Walmart’s international division is viewed as a growth engine and talent developer for Wal-Mart Stores, according to divisional CEO David Cheesewright.
Walmart International consists of one million employees in 27 countries and operating under more than 50 retail banners. Last year Walmart International generated total sales revenue of $123.4 billion, which comprised 25% of the company’s total $485.14 billion in sales revenue.
Cheesewright is a retail veteran with 18 years at Wal-Mart Stores. He said he’s more optimistic about Walmart International than he’s been in the past four to five years. Part of that is because the largest markets of Mexico and Canada are doing well with continued growth in China and much improved business in the United Kingdom after seven dismal quarters of negative same-store sales. For the first half of this year net sales rose 3.2% across the combined international footprint. Cheesewright said the United Kingdom posted same-store sales growth of 1.5%, up from 7% losses a year ago.
“We are also finally taking back some lost share in this (UK) market,” he added.
He said comp sales represent 50% of the growth internationally which is also a strong overall metric.
“Our strategy remains consistent and our role is accretive for growth, talent and innovation with leading returns,” Cheesewright told analysts at the investor meeting in Bentonville on Tuesday (Oct. 10).
WINNING IN CHINA
He said China and India represent only about 10% of Walmart International sales but they are where the biggest future growth potential.
He said the strategy to win in China involved pairing up with JD.com to get meaningful marketshare, and results of the partnership are positive. He said the flagship stores opened by JD.com are giving Chinese consumers the opportunity to buy U.S. items and diapers from Japan which are a hot commodity among the Chinese population. He said ASDA, the grocery chain in the UK also has a flagship store selling goods to consumers in China.
Cheesewright said in China Walmart is also looking at some different formats, such as slightly smaller supercenters on a single floor as well as dark stores which are buildings in lower rent areas and serve as fulfillment centers with about 1,000 items.

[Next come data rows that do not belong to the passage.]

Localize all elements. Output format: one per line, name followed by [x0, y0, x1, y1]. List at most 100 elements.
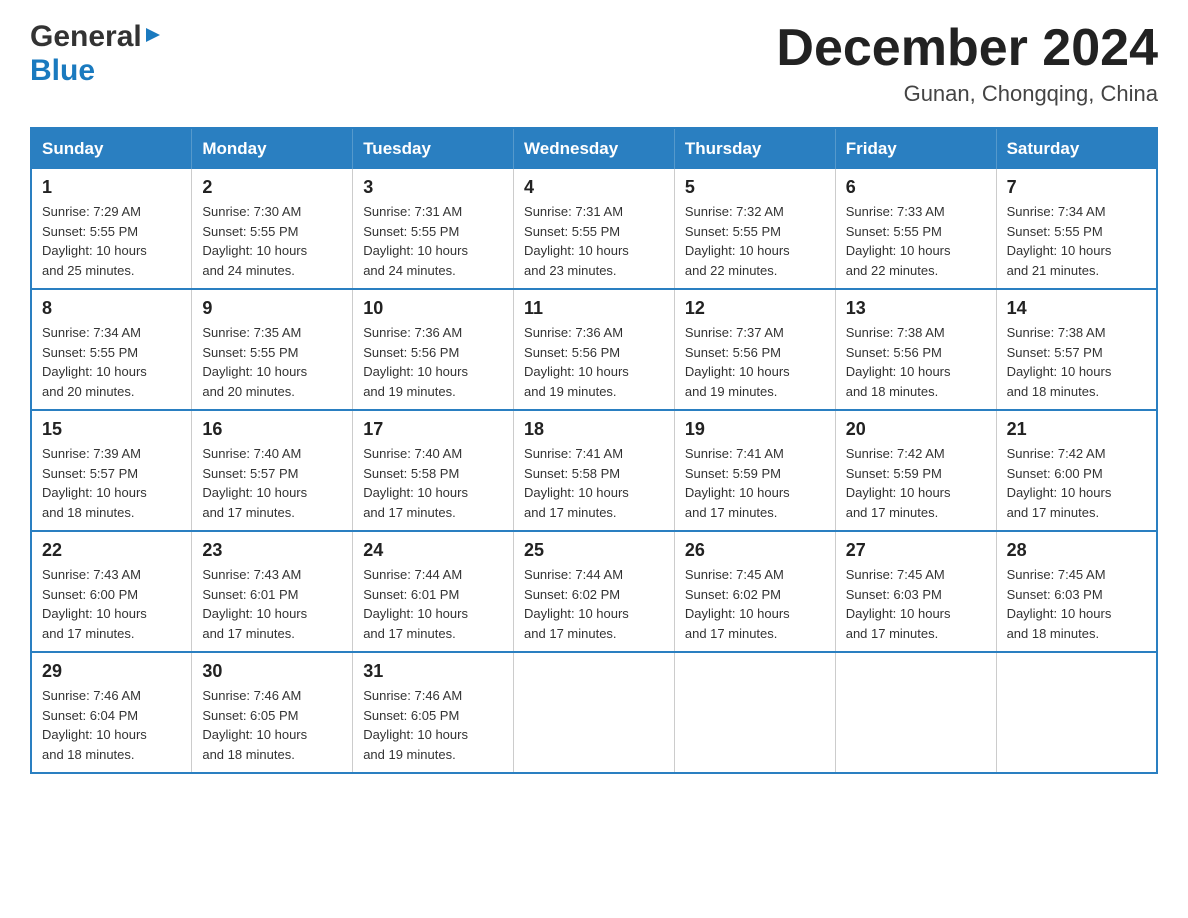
- day-info: Sunrise: 7:44 AMSunset: 6:01 PMDaylight:…: [363, 565, 503, 643]
- header: General Blue December 2024 Gunan, Chongq…: [30, 20, 1158, 107]
- day-info: Sunrise: 7:38 AMSunset: 5:56 PMDaylight:…: [846, 323, 986, 401]
- col-header-friday: Friday: [835, 128, 996, 169]
- calendar-week-row: 29 Sunrise: 7:46 AMSunset: 6:04 PMDayligh…: [31, 652, 1157, 773]
- calendar-cell: 25 Sunrise: 7:44 AMSunset: 6:02 PMDayligh…: [514, 531, 675, 652]
- calendar-cell: 29 Sunrise: 7:46 AMSunset: 6:04 PMDayligh…: [31, 652, 192, 773]
- day-info: Sunrise: 7:36 AMSunset: 5:56 PMDaylight:…: [363, 323, 503, 401]
- day-info: Sunrise: 7:31 AMSunset: 5:55 PMDaylight:…: [363, 202, 503, 280]
- day-number: 9: [202, 298, 342, 319]
- calendar-table: SundayMondayTuesdayWednesdayThursdayFrid…: [30, 127, 1158, 774]
- day-info: Sunrise: 7:43 AMSunset: 6:00 PMDaylight:…: [42, 565, 181, 643]
- day-info: Sunrise: 7:36 AMSunset: 5:56 PMDaylight:…: [524, 323, 664, 401]
- calendar-cell: 5Sunrise: 7:32 AMSunset: 5:55 PMDaylight…: [674, 169, 835, 289]
- day-number: 22: [42, 540, 181, 561]
- calendar-cell: 28 Sunrise: 7:45 AMSunset: 6:03 PMDayligh…: [996, 531, 1157, 652]
- day-info: Sunrise: 7:34 AMSunset: 5:55 PMDaylight:…: [42, 323, 181, 401]
- calendar-cell: 26 Sunrise: 7:45 AMSunset: 6:02 PMDayligh…: [674, 531, 835, 652]
- day-number: 28: [1007, 540, 1146, 561]
- day-number: 19: [685, 419, 825, 440]
- day-info: Sunrise: 7:40 AMSunset: 5:58 PMDaylight:…: [363, 444, 503, 522]
- col-header-wednesday: Wednesday: [514, 128, 675, 169]
- calendar-cell: [674, 652, 835, 773]
- day-number: 30: [202, 661, 342, 682]
- day-info: Sunrise: 7:39 AMSunset: 5:57 PMDaylight:…: [42, 444, 181, 522]
- day-number: 27: [846, 540, 986, 561]
- day-info: Sunrise: 7:33 AMSunset: 5:55 PMDaylight:…: [846, 202, 986, 280]
- col-header-tuesday: Tuesday: [353, 128, 514, 169]
- col-header-saturday: Saturday: [996, 128, 1157, 169]
- calendar-cell: 23Sunrise: 7:43 AMSunset: 6:01 PMDayligh…: [192, 531, 353, 652]
- calendar-cell: 16Sunrise: 7:40 AMSunset: 5:57 PMDayligh…: [192, 410, 353, 531]
- calendar-cell: 27Sunrise: 7:45 AMSunset: 6:03 PMDayligh…: [835, 531, 996, 652]
- calendar-week-row: 1 Sunrise: 7:29 AMSunset: 5:55 PMDaylight…: [31, 169, 1157, 289]
- calendar-week-row: 15 Sunrise: 7:39 AMSunset: 5:57 PMDayligh…: [31, 410, 1157, 531]
- day-number: 4: [524, 177, 664, 198]
- calendar-cell: 24 Sunrise: 7:44 AMSunset: 6:01 PMDayligh…: [353, 531, 514, 652]
- day-info: Sunrise: 7:42 AMSunset: 5:59 PMDaylight:…: [846, 444, 986, 522]
- calendar-header-row: SundayMondayTuesdayWednesdayThursdayFrid…: [31, 128, 1157, 169]
- col-header-thursday: Thursday: [674, 128, 835, 169]
- day-info: Sunrise: 7:29 AMSunset: 5:55 PMDaylight:…: [42, 202, 181, 280]
- day-number: 24: [363, 540, 503, 561]
- day-number: 17: [363, 419, 503, 440]
- calendar-cell: 22 Sunrise: 7:43 AMSunset: 6:00 PMDayligh…: [31, 531, 192, 652]
- calendar-week-row: 8 Sunrise: 7:34 AMSunset: 5:55 PMDaylight…: [31, 289, 1157, 410]
- calendar-cell: 9 Sunrise: 7:35 AMSunset: 5:55 PMDaylight…: [192, 289, 353, 410]
- calendar-cell: 21 Sunrise: 7:42 AMSunset: 6:00 PMDayligh…: [996, 410, 1157, 531]
- calendar-cell: [996, 652, 1157, 773]
- logo-triangle-icon: [144, 26, 162, 49]
- calendar-cell: [514, 652, 675, 773]
- calendar-cell: 12 Sunrise: 7:37 AMSunset: 5:56 PMDayligh…: [674, 289, 835, 410]
- day-number: 23: [202, 540, 342, 561]
- calendar-cell: 14 Sunrise: 7:38 AMSunset: 5:57 PMDayligh…: [996, 289, 1157, 410]
- day-number: 8: [42, 298, 181, 319]
- calendar-cell: 11 Sunrise: 7:36 AMSunset: 5:56 PMDayligh…: [514, 289, 675, 410]
- day-number: 14: [1007, 298, 1146, 319]
- day-info: Sunrise: 7:41 AMSunset: 5:59 PMDaylight:…: [685, 444, 825, 522]
- day-info: Sunrise: 7:31 AMSunset: 5:55 PMDaylight:…: [524, 202, 664, 280]
- day-info: Sunrise: 7:34 AMSunset: 5:55 PMDaylight:…: [1007, 202, 1146, 280]
- calendar-cell: 13 Sunrise: 7:38 AMSunset: 5:56 PMDayligh…: [835, 289, 996, 410]
- day-info: Sunrise: 7:41 AMSunset: 5:58 PMDaylight:…: [524, 444, 664, 522]
- day-number: 15: [42, 419, 181, 440]
- calendar-cell: 4 Sunrise: 7:31 AMSunset: 5:55 PMDaylight…: [514, 169, 675, 289]
- calendar-cell: [835, 652, 996, 773]
- day-number: 26: [685, 540, 825, 561]
- calendar-cell: 3 Sunrise: 7:31 AMSunset: 5:55 PMDaylight…: [353, 169, 514, 289]
- day-info: Sunrise: 7:45 AMSunset: 6:03 PMDaylight:…: [1007, 565, 1146, 643]
- day-number: 5: [685, 177, 825, 198]
- day-info: Sunrise: 7:40 AMSunset: 5:57 PMDaylight:…: [202, 444, 342, 522]
- col-header-monday: Monday: [192, 128, 353, 169]
- day-info: Sunrise: 7:45 AMSunset: 6:02 PMDaylight:…: [685, 565, 825, 643]
- day-number: 10: [363, 298, 503, 319]
- calendar-cell: 1 Sunrise: 7:29 AMSunset: 5:55 PMDaylight…: [31, 169, 192, 289]
- day-number: 3: [363, 177, 503, 198]
- day-number: 1: [42, 177, 181, 198]
- day-info: Sunrise: 7:44 AMSunset: 6:02 PMDaylight:…: [524, 565, 664, 643]
- calendar-cell: 17 Sunrise: 7:40 AMSunset: 5:58 PMDayligh…: [353, 410, 514, 531]
- day-info: Sunrise: 7:30 AMSunset: 5:55 PMDaylight:…: [202, 202, 342, 280]
- logo-blue: Blue: [30, 54, 95, 87]
- logo: General Blue: [30, 20, 162, 88]
- day-number: 13: [846, 298, 986, 319]
- calendar-cell: 2 Sunrise: 7:30 AMSunset: 5:55 PMDaylight…: [192, 169, 353, 289]
- day-number: 2: [202, 177, 342, 198]
- day-number: 11: [524, 298, 664, 319]
- calendar-cell: 8 Sunrise: 7:34 AMSunset: 5:55 PMDaylight…: [31, 289, 192, 410]
- day-number: 25: [524, 540, 664, 561]
- day-number: 21: [1007, 419, 1146, 440]
- day-number: 18: [524, 419, 664, 440]
- logo-general: General: [30, 20, 142, 54]
- day-info: Sunrise: 7:37 AMSunset: 5:56 PMDaylight:…: [685, 323, 825, 401]
- day-info: Sunrise: 7:46 AMSunset: 6:04 PMDaylight:…: [42, 686, 181, 764]
- day-info: Sunrise: 7:42 AMSunset: 6:00 PMDaylight:…: [1007, 444, 1146, 522]
- calendar-cell: 7Sunrise: 7:34 AMSunset: 5:55 PMDaylight…: [996, 169, 1157, 289]
- day-number: 29: [42, 661, 181, 682]
- day-info: Sunrise: 7:38 AMSunset: 5:57 PMDaylight:…: [1007, 323, 1146, 401]
- day-number: 31: [363, 661, 503, 682]
- calendar-cell: 31Sunrise: 7:46 AMSunset: 6:05 PMDayligh…: [353, 652, 514, 773]
- day-info: Sunrise: 7:35 AMSunset: 5:55 PMDaylight:…: [202, 323, 342, 401]
- col-header-sunday: Sunday: [31, 128, 192, 169]
- calendar-cell: 30Sunrise: 7:46 AMSunset: 6:05 PMDayligh…: [192, 652, 353, 773]
- day-number: 12: [685, 298, 825, 319]
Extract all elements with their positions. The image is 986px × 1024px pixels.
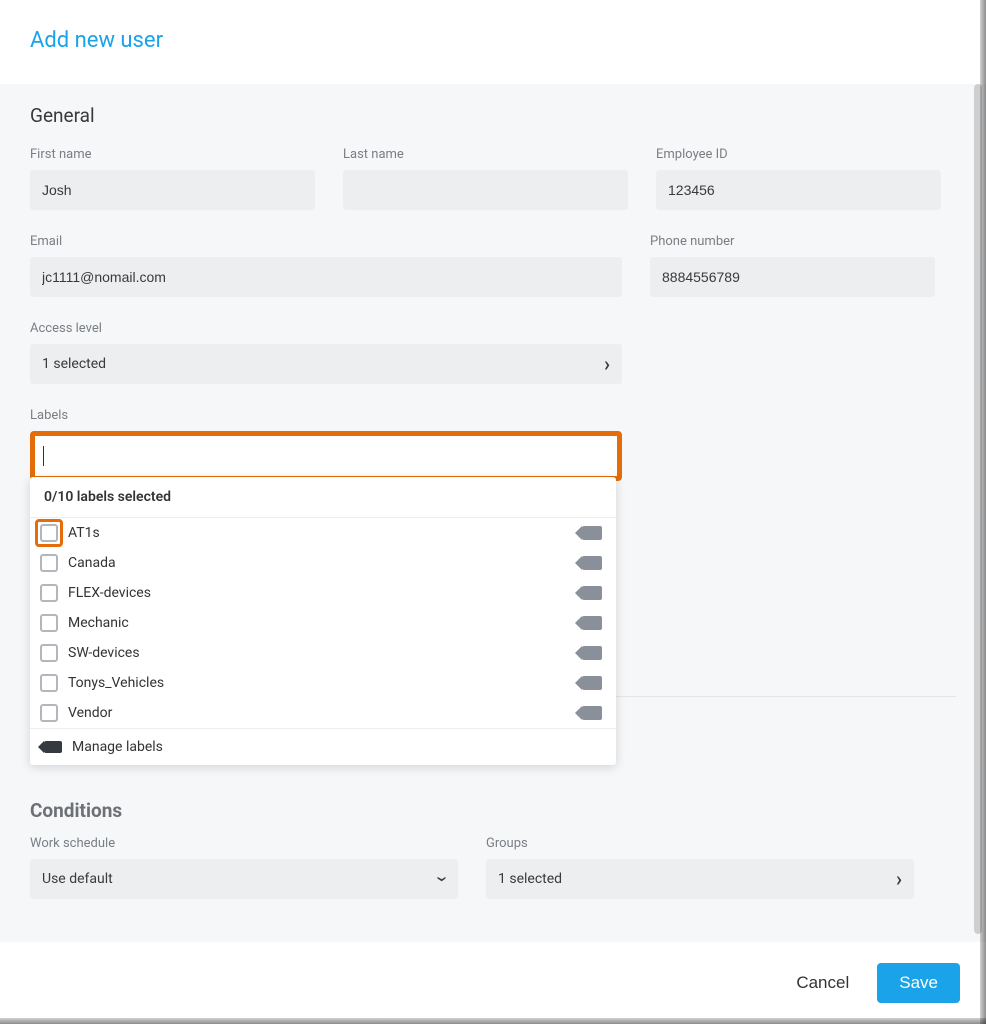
work-schedule-label: Work schedule <box>30 836 458 851</box>
shadow-decoration <box>0 1018 986 1024</box>
text-cursor-icon <box>43 446 44 466</box>
first-name-input[interactable] <box>30 170 315 210</box>
groups-label: Groups <box>486 836 914 851</box>
labels-option[interactable]: Canada <box>30 548 616 578</box>
labels-label: Labels <box>30 408 622 423</box>
labels-option[interactable]: Tonys_Vehicles <box>30 668 616 698</box>
labels-option-label: FLEX-devices <box>68 585 151 601</box>
section-general: General First name Last name Employee ID <box>0 84 986 491</box>
access-level-label: Access level <box>30 321 622 336</box>
labels-input-highlight <box>30 431 622 481</box>
access-level-value: 1 selected <box>42 356 106 372</box>
checkbox-icon[interactable] <box>40 584 58 602</box>
labels-search-input[interactable] <box>46 436 609 476</box>
employee-id-input[interactable] <box>656 170 941 210</box>
labels-option[interactable]: SW-devices <box>30 638 616 668</box>
tag-icon <box>582 676 602 690</box>
employee-id-label: Employee ID <box>656 147 941 162</box>
checkbox-icon[interactable] <box>40 554 58 572</box>
labels-dropdown: 0/10 labels selected AT1s <box>30 477 616 765</box>
checkbox-icon[interactable] <box>40 524 58 542</box>
labels-selected-count: 0/10 labels selected <box>30 477 616 518</box>
phone-input[interactable] <box>650 257 935 297</box>
labels-option-list: AT1s Canada <box>30 518 616 728</box>
labels-option[interactable]: Mechanic <box>30 608 616 638</box>
tag-icon <box>582 586 602 600</box>
tag-icon <box>582 526 602 540</box>
labels-option[interactable]: FLEX-devices <box>30 578 616 608</box>
section-general-title: General <box>30 104 956 127</box>
checkbox-icon[interactable] <box>40 674 58 692</box>
page-title: Add new user <box>30 28 956 53</box>
work-schedule-select[interactable]: Use default <box>30 859 458 899</box>
labels-option-label: Vendor <box>68 705 112 721</box>
checkbox-icon[interactable] <box>40 614 58 632</box>
section-conditions: Work schedule Use default Groups 1 selec… <box>0 836 986 929</box>
form-scroll-area: General First name Last name Employee ID <box>0 84 986 942</box>
labels-option-label: Canada <box>68 555 116 571</box>
manage-labels-label: Manage labels <box>72 739 163 755</box>
footer-actions: Cancel Save <box>0 942 986 1024</box>
cancel-button[interactable]: Cancel <box>786 965 859 1001</box>
checkbox-icon[interactable] <box>40 644 58 662</box>
chevron-right-icon <box>896 869 902 890</box>
shadow-decoration <box>980 0 986 1024</box>
phone-label: Phone number <box>650 234 935 249</box>
email-input[interactable] <box>30 257 622 297</box>
tag-icon <box>582 556 602 570</box>
access-level-select[interactable]: 1 selected <box>30 344 622 384</box>
save-button[interactable]: Save <box>877 963 960 1003</box>
checkbox-icon[interactable] <box>40 704 58 722</box>
manage-labels-button[interactable]: Manage labels <box>30 728 616 765</box>
chevron-right-icon <box>604 354 610 375</box>
labels-option-label: Tonys_Vehicles <box>68 675 164 691</box>
labels-option-label: SW-devices <box>68 645 140 661</box>
labels-option-label: Mechanic <box>68 615 129 631</box>
tag-icon <box>582 616 602 630</box>
tag-icon <box>582 706 602 720</box>
groups-value: 1 selected <box>498 871 562 887</box>
tag-icon <box>44 741 62 753</box>
tag-icon <box>582 646 602 660</box>
first-name-label: First name <box>30 147 315 162</box>
email-label: Email <box>30 234 622 249</box>
labels-option[interactable]: Vendor <box>30 698 616 728</box>
last-name-input[interactable] <box>343 170 628 210</box>
labels-option-label: AT1s <box>68 525 100 541</box>
labels-option[interactable]: AT1s <box>30 518 616 548</box>
last-name-label: Last name <box>343 147 628 162</box>
section-conditions-title: Conditions <box>0 799 986 836</box>
chevron-down-icon <box>440 869 446 890</box>
work-schedule-value: Use default <box>42 871 113 887</box>
groups-select[interactable]: 1 selected <box>486 859 914 899</box>
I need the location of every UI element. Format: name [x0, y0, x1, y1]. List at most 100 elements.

Another area Cheesewright sees opportunity in China is with private label. He said the Great Value brand does well with Chinese consumers and is one area where the retailer is under-leveraged. He also said Walmart is rebalancing the business in China into the southernmost part of the country where growth is more active.
LOW-COST, TALENT POOL
Being true to Wal-Mart Stores’ low-cost mantra, Cheesewright said the international division must also be the lowest cost operator and “driving savings to fund growth.” He said the retailer uses cost analytics to get to the best purchase price from suppliers. And it’s using a global sourcing center which also serves the U.S. division as well as Sam’s Club. He said by moving further up the supply chain this office is helping the retailer contain costs.
“We are buying together items like tuna and olive oil and finding high quality and yet keeping costs down because of the our shared purchasing power,” Cheesewright said.
Cheesewright said aside from running a lean and profitable business, the international division must also help develop a world-class talent pool that can serve the entire company. He said management in the international division speak more than 20 languages and have diverse insight in the world of retail.
Walmart U.S. has tapped the international talent pool time and time again with CEO Greg Foran coming from the company’s operation in China, and COO Judith McKenna and central operations chief Mark Ibbotson each coming from the ASDA grocery business in U.K.
“I feel really good about the international business as sales growth is outpacing expense growth, profits are growing faster than sales, sales are greater than inventory growth and payables growth is also outpacing inventory growth. There is good momentum in the business,” Cheesewright said.